Structured questionnaires
To associate with frailty syndrome, the two groups of variables were considered. The first sociodemographic and socioeconomic characteristics, with the following variables: age, gender, marital status, education status, living status, household size, employment status, household income, and income sources. The second was health-related status variables: self-report of diseases (diabetes mellitus, heart disease, hypertension, respiratory problems, gastrointestinal problems, renal disease, and arthritis); self-report of geriatric syndromes (poor hearing, poor vision, appetite loss, sleep-related problems, and incontinence); medication use; history of falls; and hospitalisation in the previous year, self-rated health, and smoking status.
Blood pressure and anthropometric assessment
Blood pressure was measured by interviewer in duplicate using Blood Pressure Monitor (OMRON, Model HEM 7111-ARM-FZ). Respondents were asked to refrain from smoking and drinking any tea and coffee during the 30 min preceding the measurement to ensure an accurate reading. The classification of blood pressure for older adults is based on the average of two properly measured. The classification of hypertension were <120/80 mmHg (normal); 120–139/80–89 mmHg (prehypertension), 140–159/90–99 mmHg (hypertension stage 1), and ≥160/100 mmHg (hypertension stage 2).13
The anthropometric assessment included body mass index (BMI); body circumferences (waist circumference (WC), mid-upper arm circumference (MUAC), calf circumference (CC)); and body composition (lean body mass, total body fat). A cut-off BMI value of less than 18.5 kg/m2 and more than 29.9 kg/m2 indicates underweight and obese, respectively.14 The Asian population WC cut-off point which was greater than 90 cm for male and greater than 80 cm for female are classified as having abdominal obesity and high risk for getting metabolic syndrome.15 A cut-off point of MUAC to indicate muscle wasting as previously described with value less than 23.0 cm for male and 22.0 cm for female.16 A cut-point of CC less than 30.1 cm for male and 27.3 cm for female were considered muscle wasting as developed by Sakinah et al.17 According to Lee and Nieman,18 total body fat (%TBF) can be used to determine the nutritional status. A cut-off point less than 5% for male and 8% for female were considered malnourished and more than 25% for male and 32% for female were considered high body fat.
Fried frailty phenotype
All five original criteria proposed by Fried et al.1 were retained for this study: unintentional weight loss, exhaustion, weakness, slowness, and low physical activity. However, the measurements used to define frailty criteria were slightly different and operationalised as follows:
Unintentional loss of weight greater than or equal to 4.5 kg or 5% in the previous year,1 if not possible, unintentional weight loss was identified indirectly (e.g. self-report weight loss, the clothes became too big).

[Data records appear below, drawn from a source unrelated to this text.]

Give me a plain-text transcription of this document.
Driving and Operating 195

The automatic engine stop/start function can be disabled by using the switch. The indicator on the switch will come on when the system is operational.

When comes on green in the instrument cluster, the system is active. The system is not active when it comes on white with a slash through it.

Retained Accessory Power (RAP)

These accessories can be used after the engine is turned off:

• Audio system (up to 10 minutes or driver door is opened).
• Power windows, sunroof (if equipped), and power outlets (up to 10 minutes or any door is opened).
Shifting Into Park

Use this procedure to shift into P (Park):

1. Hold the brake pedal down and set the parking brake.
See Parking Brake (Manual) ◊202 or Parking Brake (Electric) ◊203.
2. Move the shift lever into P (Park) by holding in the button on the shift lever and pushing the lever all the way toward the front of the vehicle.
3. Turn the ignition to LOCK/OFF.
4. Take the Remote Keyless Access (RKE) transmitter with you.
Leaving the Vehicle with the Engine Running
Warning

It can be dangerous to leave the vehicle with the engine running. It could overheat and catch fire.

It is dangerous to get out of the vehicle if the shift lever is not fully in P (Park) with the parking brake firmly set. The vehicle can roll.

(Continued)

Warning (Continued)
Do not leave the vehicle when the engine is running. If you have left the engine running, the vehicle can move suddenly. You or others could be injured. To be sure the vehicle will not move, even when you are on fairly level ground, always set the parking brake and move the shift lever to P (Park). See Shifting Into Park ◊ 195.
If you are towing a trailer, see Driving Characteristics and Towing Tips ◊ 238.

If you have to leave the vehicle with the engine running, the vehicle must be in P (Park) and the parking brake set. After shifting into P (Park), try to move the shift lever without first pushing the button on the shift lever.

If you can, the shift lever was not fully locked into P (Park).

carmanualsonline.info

Feeling of exhaustion assessed according to two questions from Center for Epidemiologic Studies Depression (CES-D) scale:19 ‘I felt that everything I did was an effort’ and ‘I could not get going’. The question is asked ‘How often in the last week did you feel this way?’ It was considered exhausted if the respondents answered ‘most of them or almost daily’ to any of the following statements.1
Weakness was defined as mean grip strength of the dominant hand three times using digital handgrip (Charder; Model MG4800). Males and females who cannot carry out the muscle strength test, or who recorded 18.0 kg of grip strength for male (percentile ≤ 25) and 12.5 kg (percentile ≤ 25) for female, were classified as positive for grip strength criterion.20
Slowness was defined as usual walking speed at a distance of 4.6 m. Respondents who could not carry out walking, or who had walking speed recorded at approximately > 7 s (for male with height < 173 cm or female with height < 159 cm) or > 6 s (for male with height > 173 cm or female with height > 159 cm), were classified as positive for walking criterion.1
Low physical activity level assessed according to self-report of frequency, duration and intensity of usual activities based on the Rapid Assessment of Physical Activity (RAPA) questionnaires (aerobic activities).21 Respondents who were classified as sedentary or underactive were considered positive for low physical activity level.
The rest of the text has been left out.